Vaughan Williams’ choral work ‘Towards the Unknown Region’ is a dramatic setting of a Walt Whitman poem, describing the uncertainty of life, the soul being led to an unknown place with no maps or guides or paths.  As the recent report ‘The Changing Face of Payments’ shows, the infrastructure of payments is heading towards an unknown region.  There are many payment infrastructures and everyone agrees there will be fewer in the future.  The report indicates 21% of respondents use over nine payments infrastructures today but that ‘all domestic infrastructure will disappear over time with schemes … closing, merging and consolidating.’  Obviously the SEPA project is driving change in Europe and other regions echoed the need for a similar response to the pressure of removing barriers for international payments. 

But which payment infrastructures will be there in future?  How can payment organizations survive in the journey to the unknown payments region?  Vaughan Williams’ musical setting of the journey involves abrupt changes of key and swift climaxes.  The payments environment does not involve sudden change.  As the report makes clear new payment infrastructures will only gradually replace existing infrastructures as we have seen in SEPA gradually absorbing domestic payments (but too slowly in some people’s view) and Faster Payments in the UK gradually taking payments away from BACS.  Recognition that the journey is one of transition from the current mix of payment channels to a different mix of payments is the key to being able to plan for the journey.

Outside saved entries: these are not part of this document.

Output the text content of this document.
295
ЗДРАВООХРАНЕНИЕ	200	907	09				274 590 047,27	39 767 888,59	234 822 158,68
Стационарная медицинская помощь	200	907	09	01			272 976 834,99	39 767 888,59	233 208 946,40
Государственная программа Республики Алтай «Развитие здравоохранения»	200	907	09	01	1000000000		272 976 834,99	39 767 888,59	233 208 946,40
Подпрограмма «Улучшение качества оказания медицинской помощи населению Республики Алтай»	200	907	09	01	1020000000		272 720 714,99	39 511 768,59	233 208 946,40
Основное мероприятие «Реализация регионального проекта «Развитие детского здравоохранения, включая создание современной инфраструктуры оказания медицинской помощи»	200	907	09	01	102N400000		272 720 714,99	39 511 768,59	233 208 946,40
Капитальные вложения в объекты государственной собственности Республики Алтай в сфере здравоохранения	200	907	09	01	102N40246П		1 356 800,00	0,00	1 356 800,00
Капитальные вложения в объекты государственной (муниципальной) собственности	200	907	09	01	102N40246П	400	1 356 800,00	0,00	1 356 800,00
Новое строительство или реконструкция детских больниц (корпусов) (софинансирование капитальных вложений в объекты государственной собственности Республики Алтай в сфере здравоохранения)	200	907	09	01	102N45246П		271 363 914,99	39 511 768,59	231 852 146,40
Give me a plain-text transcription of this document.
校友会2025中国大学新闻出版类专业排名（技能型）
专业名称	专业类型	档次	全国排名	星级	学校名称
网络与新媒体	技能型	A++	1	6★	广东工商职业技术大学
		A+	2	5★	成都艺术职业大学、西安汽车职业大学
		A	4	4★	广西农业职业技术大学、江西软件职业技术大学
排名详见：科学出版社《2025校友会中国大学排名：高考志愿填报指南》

So what attributes should banks and other payments organizations ensure are embedded in their payment systems to allow them to survive the journey?  Two key aspects stand out.  Firstly payment systems of today need agility and flexibility to survive the journey to the unknown payments region.  Payments systems need to be able to absorb change.  With many organizations the challenge is the proliferation of payment systems, all using a multitude of payment infrastructures.  Just as consolidation in the infrastructures will lead to more efficiency in effecting a payment, so the consolidation of systems within a bank is vital.  The start point is the consolidation by payment type or by geography leading to consolidation across customer types or regions.

Secondly payment systems also need to be able to handle the ‘real time’ world expected by consumers and corporates.  As the report makes clear increasing numbers of transactions will move from the bulk payment mechanisms into real time mechanisms; it references the expectation that payments are like emails with almost immediate delivery.  That requires banks and other payment organizations to ensure their entire processing is also in real time.  For instance, it is pointless being able to submit the payments in real time if the fraud detection systems are still working on a post authorization basis; fraud detection needs to be real time, in the transaction path as well.

While payment infrastructures are moving towards that ‘unknown region’, banks and other payment organizations can prepare for that future.  Perhaps a challenge for one of today’s composers is to illuminate the path of payment systems towards that unknown payments region!